The TT-33 is a great gun comes in a cheap caliber to shoot (can find 9mm conversions and .22LR ones, although the ladder is rare) and they are very simple and robust. AND CHEAP. I find that I shoot it better with 1 hand then 2 (bigger, wrap around grips may also help) and you can paint the front sight white or orange to help you out as well.

I can hit torso sized targets 8/10 times out to 100 yards using modern ammo (non corrosive and re-loadable as well) with slow, aimed fired. With surplus its about 5-7/10 times. MORE then good enough at doing what it was made for.
 
I bought one of these for my brother who is a WWII enthusiast. It is a neat piece of history but a real turd of a side arm in my opinion. It's still worth the money as an artifact that can make a lot of noise.

My first TT-33 was a wartime production one and it gave me some grief at first so I can understand your opinion. After working the bugs out I found it to be a wonderful thing so I purchased another. My second one is from 1951 and has had zero problems. The craftsmanship of it is noticeably better as well.

The sights are military and a bit crude by modern standards but if you can learn to shoot a TT-33 well you can shoot anything.

I love the design of it. They copied a brilliant John Moses Browning design and then threw out anything they considered extra. Safety? What safety? Then they simplified it further for mass production. I think it is as simple as it could be. There isn't anything extra. Perfectly lean.
One thing about its design that I have always liked is that there is no planned obsolescence. You can study it and be confident that nothing was designed with failure or replacement in mind.

Then there is the cartridge. Bottlenecked, potent, in the magic 30 caliber and famous for being flat shooting. Did I mention that it is fun? Loud and a lightshow is fum :)

I can hit torso sized targets 8/10 times out to 100 yards using modern ammo (non corrosive and re-loadable as well) with slow, aimed fired. With surplus its about 5-7/10 times. MORE then good enough at doing what it was made for.

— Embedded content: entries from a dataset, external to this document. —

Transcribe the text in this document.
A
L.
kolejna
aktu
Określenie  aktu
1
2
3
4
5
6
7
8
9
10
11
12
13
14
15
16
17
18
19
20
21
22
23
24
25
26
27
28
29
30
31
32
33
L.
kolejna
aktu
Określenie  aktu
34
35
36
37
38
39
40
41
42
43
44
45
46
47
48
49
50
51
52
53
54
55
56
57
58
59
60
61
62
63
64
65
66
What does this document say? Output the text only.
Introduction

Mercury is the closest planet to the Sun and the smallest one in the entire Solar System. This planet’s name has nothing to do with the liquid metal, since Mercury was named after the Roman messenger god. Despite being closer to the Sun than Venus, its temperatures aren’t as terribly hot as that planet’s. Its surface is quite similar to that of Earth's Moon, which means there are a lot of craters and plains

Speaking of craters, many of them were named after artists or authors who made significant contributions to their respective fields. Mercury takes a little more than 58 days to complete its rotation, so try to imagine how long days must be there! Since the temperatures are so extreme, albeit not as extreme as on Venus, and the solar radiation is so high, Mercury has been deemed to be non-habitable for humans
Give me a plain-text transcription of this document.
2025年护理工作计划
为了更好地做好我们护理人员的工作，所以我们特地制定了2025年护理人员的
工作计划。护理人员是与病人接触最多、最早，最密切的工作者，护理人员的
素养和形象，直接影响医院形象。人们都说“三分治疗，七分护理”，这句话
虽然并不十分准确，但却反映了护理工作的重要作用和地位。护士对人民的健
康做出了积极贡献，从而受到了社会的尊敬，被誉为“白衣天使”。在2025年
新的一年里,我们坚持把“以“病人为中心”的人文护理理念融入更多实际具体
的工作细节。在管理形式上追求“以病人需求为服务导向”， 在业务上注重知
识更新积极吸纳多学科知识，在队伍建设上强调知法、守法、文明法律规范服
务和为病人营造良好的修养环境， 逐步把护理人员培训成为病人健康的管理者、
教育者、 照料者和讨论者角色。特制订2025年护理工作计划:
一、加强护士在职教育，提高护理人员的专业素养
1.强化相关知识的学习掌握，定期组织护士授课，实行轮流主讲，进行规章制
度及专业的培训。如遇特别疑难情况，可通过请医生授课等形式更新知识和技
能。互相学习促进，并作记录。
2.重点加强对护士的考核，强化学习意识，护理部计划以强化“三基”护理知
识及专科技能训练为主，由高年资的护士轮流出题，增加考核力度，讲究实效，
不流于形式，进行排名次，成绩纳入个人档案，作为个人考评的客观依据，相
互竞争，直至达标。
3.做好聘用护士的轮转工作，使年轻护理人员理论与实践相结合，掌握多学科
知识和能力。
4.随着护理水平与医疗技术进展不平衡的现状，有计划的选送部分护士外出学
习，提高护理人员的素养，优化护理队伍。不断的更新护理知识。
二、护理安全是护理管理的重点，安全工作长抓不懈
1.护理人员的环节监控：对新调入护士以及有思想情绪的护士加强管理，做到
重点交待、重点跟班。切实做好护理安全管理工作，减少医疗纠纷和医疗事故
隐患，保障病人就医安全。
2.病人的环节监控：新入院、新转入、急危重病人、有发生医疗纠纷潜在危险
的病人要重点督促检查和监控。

Smelie tells a great story about accuracy at a distance in very cold conditions. I look forward to seeing this for myself someday but none of the ranges I frequent have a 100m pistol bay. At shorter distances you don't have to lead a moving target much as the round is so zippy.

Great gun. I have another on the way.




Footnote. Not the story I was looking for but this will do:
Czech fellow, former Olympic shooter, showed up at the Battle of the Bulge match at CFB Shilo a few years ago.

He had what he called, "just an old piece of sh*t Tokarev".

Nobody paid much attention.

When the match started, he fired 4 fast rounds at the 400 yard targets, one each, and unloaded, then used his pistol on the 175s.

Team went under the razor wire, over the berm and into new positions.

He fired 4 fast rounds, one at each 400-yard target, and unloaded, engaged the close targets with a pistol.

Nobody around here says anything bad about the old "piece of sh*t" Tokarevs.